嘘の証言ができない証人喚問ですが、証言をして自分が不利になると思ったら証言の拒否はできるのか?
裁判では黙秘権で、何を聞かれても黙ることが許されますが、国会で行われる証人喚問ではどうなのでしょうか。
目次
民事訴訟での証人喚問
民事訴訟では、証人喚問において以下の場合に証言を拒否できます。
・自己や親族(配偶者、4親等内の血族・3親等内の姻族(これらの関係にあった者)、後見人、被後見人)が刑事訴追を受け、または有罪判決を受ける恐れがある事項や、これらの者の名誉を害すべき事項(民事訴訟法196条)
・公務員の職務上の秘密(民事訴訟法197条1項1場)
・医師、歯科医師、薬剤師、医療品販売業者、助産師、弁護士、弁理士、弁護人、公証人、宗教・祈祷・祭祀の職にあたるもの(これらの職にあった者)が職務上知り得た事項で黙秘すべきもの。(民事訴訟法197条1項2号)

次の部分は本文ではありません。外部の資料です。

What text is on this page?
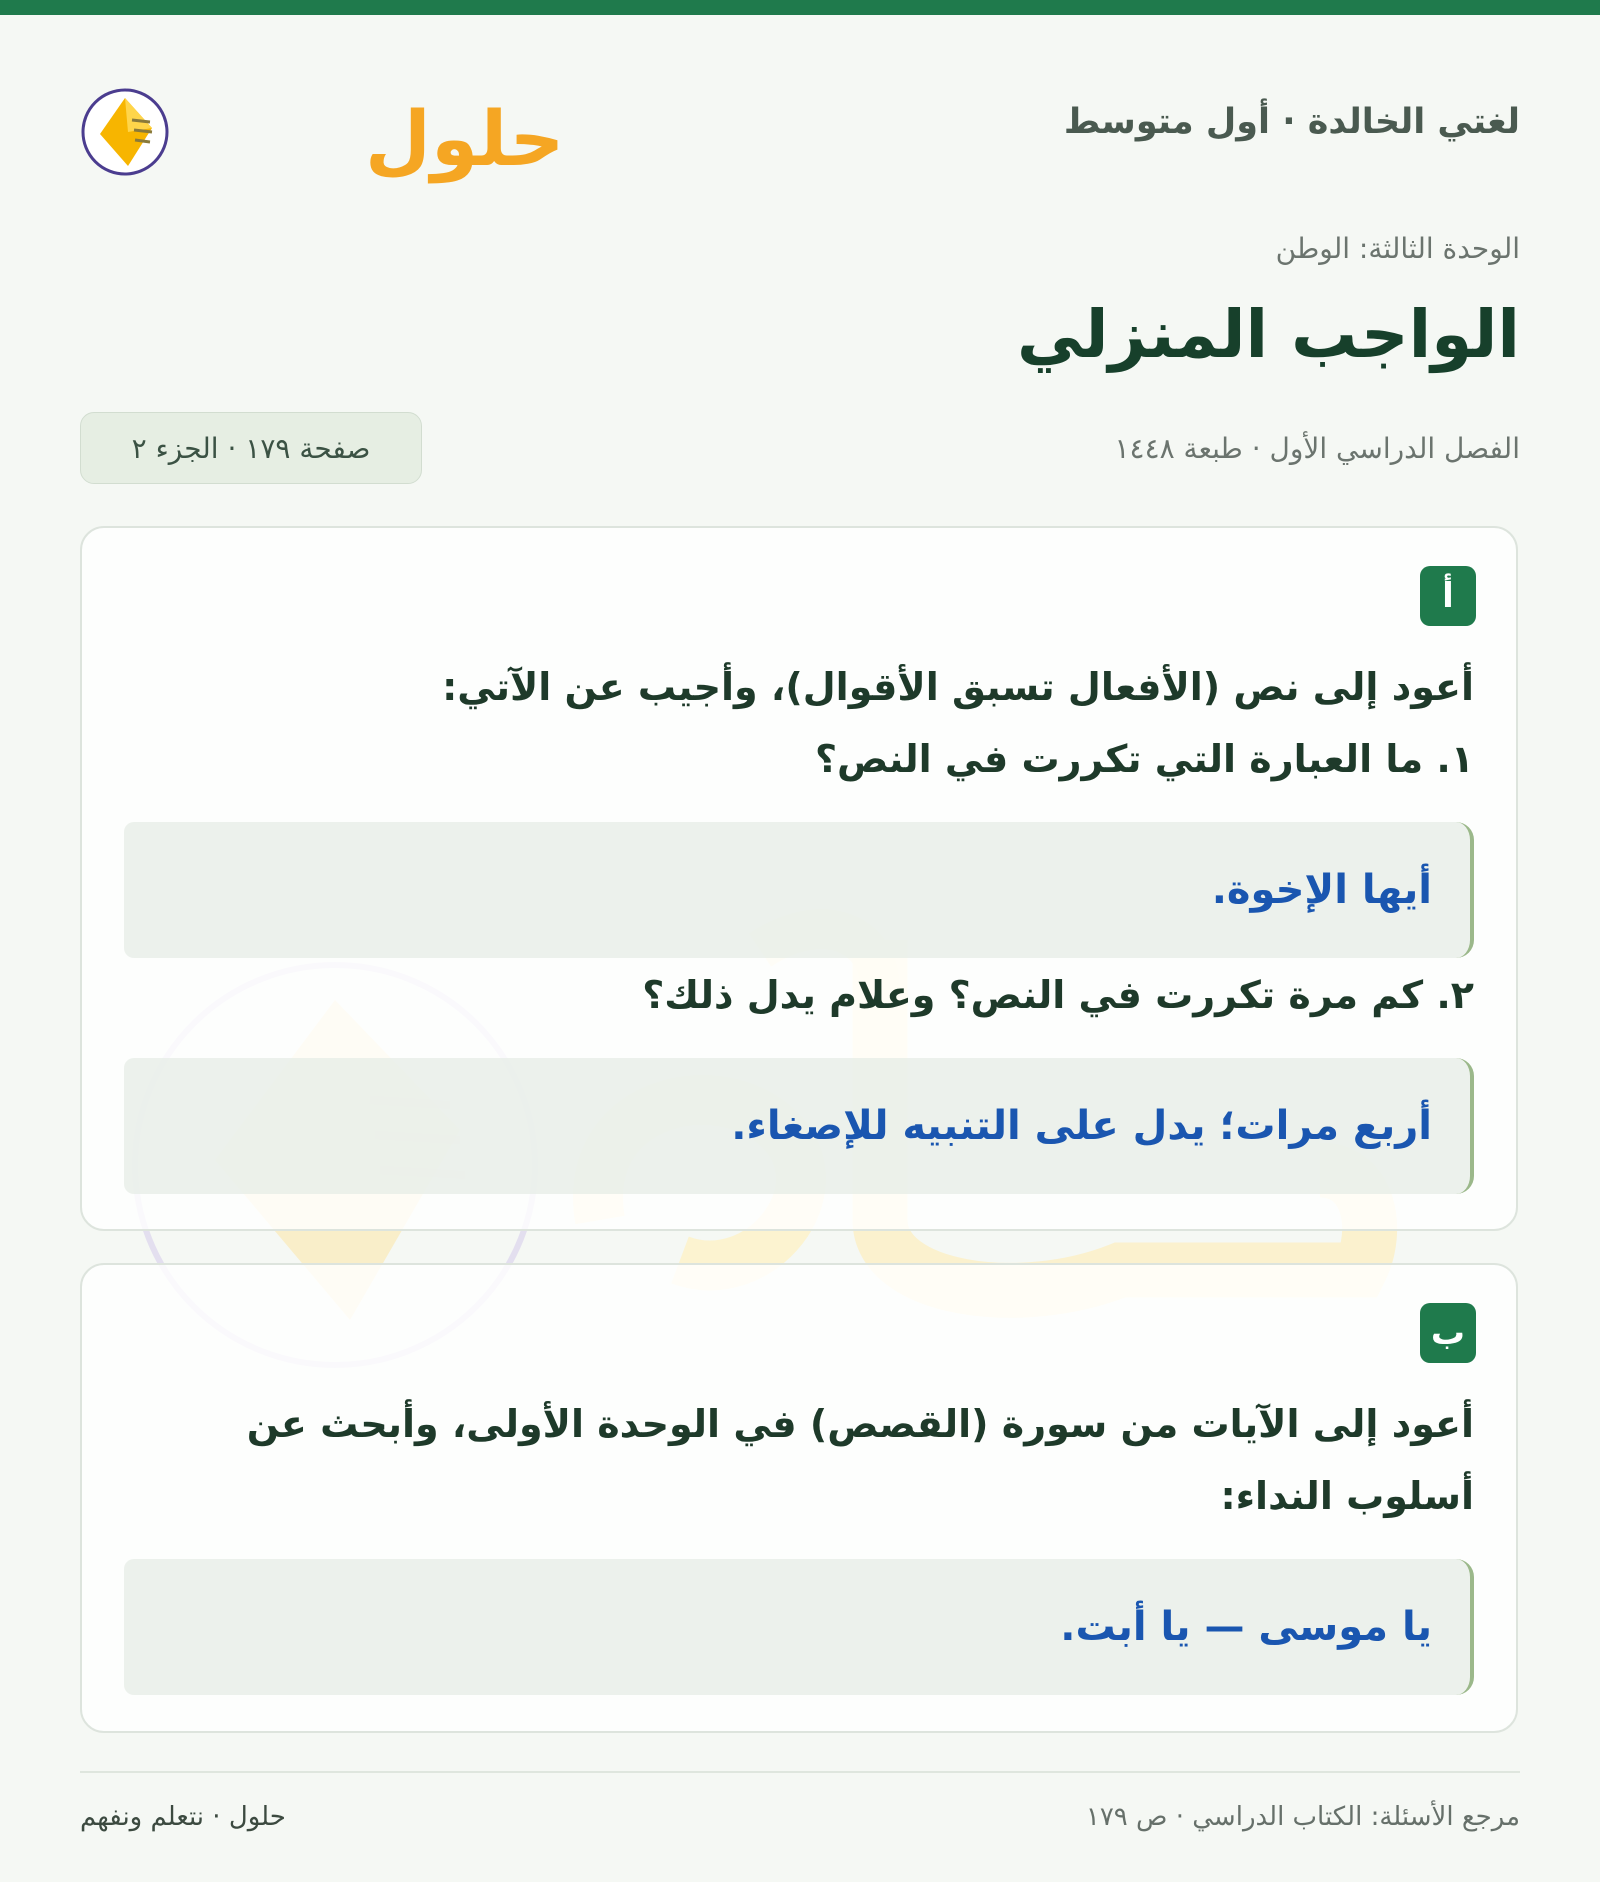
لغتي الخالدة · أول متوسط
حلول
الوحدة الثالثة: الوطن
الواجب المنزلي
الفصل الدراسي الأول · طبعة ١٤٤٨
صفحة ١٧٩ · الجزء ٢
أ
أعود إلى نص (الأفعال تسبق الأقوال)، وأجيب عن الآتي:
١. ما العبارة التي تكررت في النص؟
أيها الإخوة.
٢. كم مرة تكررت في النص؟ وعلام يدل ذلك؟
أربع مرات؛ يدل على التنبيه للإصغاء.
ب
أعود إلى الآيات من سورة (القصص) في الوحدة الأولى، وأبحث عن
أسلوب النداء:
يا موسى — يا أبت.
مرجع الأسئلة: الكتاب الدراسي · ص ١٧٩
حلول · نتعلم ونفهم
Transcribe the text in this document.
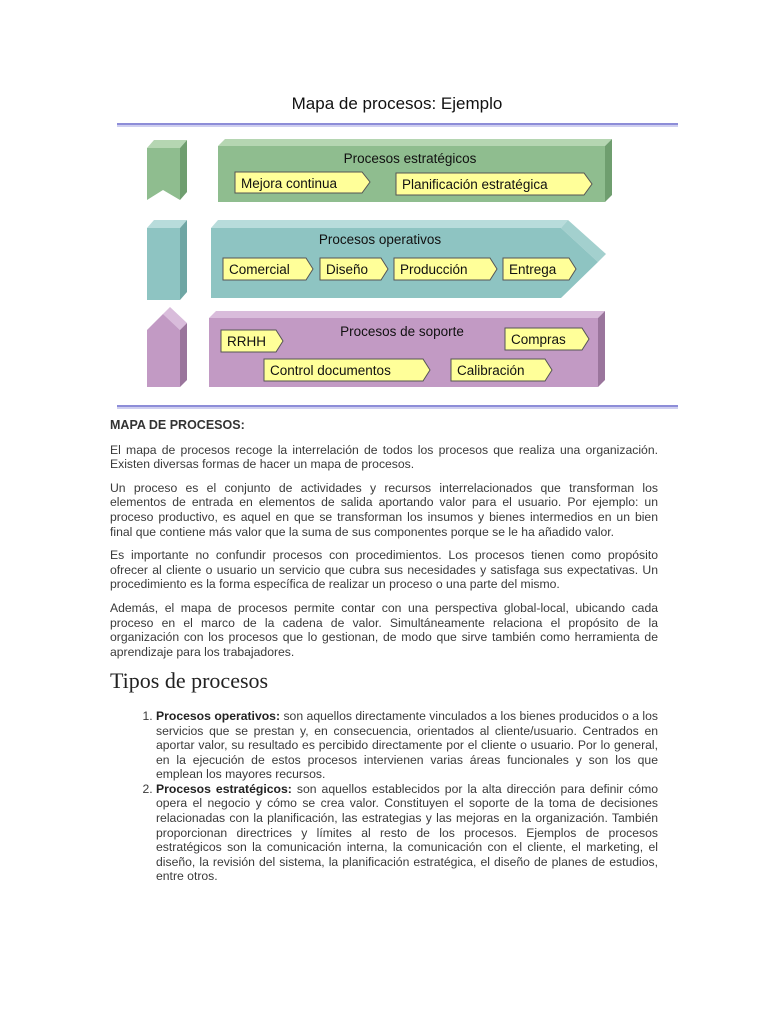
Mapa de procesos: Ejemplo
Procesos estratégicos
Mejora continua	Planificación estratégica
Procesos operativos
Comercial	Diseño Producción	Entrega
Procesos de soporte
RRHH	Compras
Control documentos	Calibración
MAPA DE PROCESOS:

El mapa de procesos recoge la interrelación de todos los procesos que realiza una organización. Existen diversas formas de hacer un mapa de procesos.

Un proceso es el conjunto de actividades y recursos interrelacionados que transforman los elementos de entrada en elementos de salida aportando valor para el usuario. Por ejemplo: un proceso productivo, es aquel en que se transforman los insumos y bienes intermedios en un bien final que contiene más valor que la suma de sus componentes porque se le ha añadido valor.

Es importante no confundir procesos con procedimientos. Los procesos tienen como propósito ofrecer al cliente o usuario un servicio que cubra sus necesidades y satisfaga sus expectativas. Un procedimiento es la forma específica de realizar un proceso o una parte del mismo.

Además, el mapa de procesos permite contar con una perspectiva global-local, ubicando cada proceso en el marco de la cadena de valor. Simultáneamente relaciona el propósito de la organización con los procesos que lo gestionan, de modo que sirve también como herramienta de aprendizaje para los trabajadores.

Tipos de procesos
1. Procesos operativos: son aquellos directamente vinculados a los bienes producidos o a los servicios que se prestan y, en consecuencia, orientados al cliente/usuario. Centrados en aportar valor, su resultado es percibido directamente por el cliente o usuario. Por lo general, en la ejecución de estos procesos intervienen varias áreas funcionales y son los que emplean los mayores recursos.
2. Procesos estratégicos: son aquellos establecidos por la alta dirección para definir cómo opera el negocio y cómo se crea valor. Constituyen el soporte de la toma de decisiones relacionadas con la planificación, las estrategias y las mejoras en la organización. También proporcionan directrices y límites al resto de los procesos. Ejemplos de procesos estratégicos son la comunicación interna, la comunicación con el cliente, el marketing, el diseño, la revisión del sistema, la planificación estratégica, el diseño de planes de estudios, entre otros.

・技術または職業上の秘密に関する事項。(民事訴訟法197条1項3号)
さらに司法書士、行政書士、公認会計士、税理士など、法令上の守秘義務を有する場合に関しても証言を拒否することができます。
事例として、新聞記者の主財源に関して「職業上の秘密」に該当するとして、証言拒絶権を認めた下級審の裁判例があります。
(札幌高決昭和5年8月31日、北海道新聞島田記者事件)
刑事訴訟での証人喚問
刑事訴訟で、証人喚問において以下の場合に証言を拒否することができます。
・自己や親族(配偶者、3親等内の血族・2親等内の姻族、後見監督人、保佐人、被後見人・被保佐人)が刑事訴追を受け、または有罪判決を受ける恐れがある証言。(刑事訴訟法146条、147条)
・医師、歯科医師、助産師、看護師、弁護士、弁理士、弁護人、公証人、宗教の職にあたる者またはこれらの職にあった者が職務上知り得た事実で他人の秘密に関するもの。(民事訴訟法149条)
民事訴訟の事項で、新聞記者の主財源に関しての証言拒否権は民事では認められましたが、原稿刑事訴訟法に証言を拒むことができる場合として列挙されていないことから、証言居県は認められないとされました。
民事と刑事で証言の拒否権の扱いが違うので注意が必要ですね。
証人喚問における証言拒否
国会で行われる証人喚問での証言の拒否はどうなるのでしょうか。
証人喚問において以下の場合に証言の拒否が認められます。
・自己や自己の親族等(配偶者・3親等内の血族、・2親等内の姻族(これらの関係にあった者)、後見人・後見監督人・保佐人、被後見人・被保佐人)が刑事訴追を受け、または有罪判決を受ける恐れがあるとき。(議院証言法4条1項)
・医師、歯科医師、薬剤師、助産師、看護師、弁護士、弁理人、公証人、宗教の職にある者またはこれらの職にあった者が業務上委託を受けたため知り得た事実で他人の秘密に関するもの。(議院証言法4条2項)
となっています。
これらにあてはまる証言は拒否できるというわけですね。
証言すれば自分や親族が刑事罰を受ける可能性があった場合は拒否できる。
職業上で守秘義務がある人が知り得た情報の証言を拒否できるのは賛成しますが、自分が自分の親族が刑罰を受ける可能性があるから証言を拒否できるのはちょっと証人喚問の意味がないと思いますね。
まとめ
国会での証人喚問は裁判ではないですが、TV中継されるため出頭された人はとても緊張するのではないかと思います。
ごくまれに嘘を平気で言う人もいますが、証人喚問の前に宣誓書にサインをします。
しかし、すべてを証言しないといけないわけではないようです。
上で述べましたように、条件によっては証言を拒否できます。
裁判でも警察の調査でも、黙秘権がありますね。
法律は自分で調べて、権利があるなら主張しましょう。
知らないでは自分も自分の親族も不利になってしまいます。
証人喚問の証言は拒否できることもある。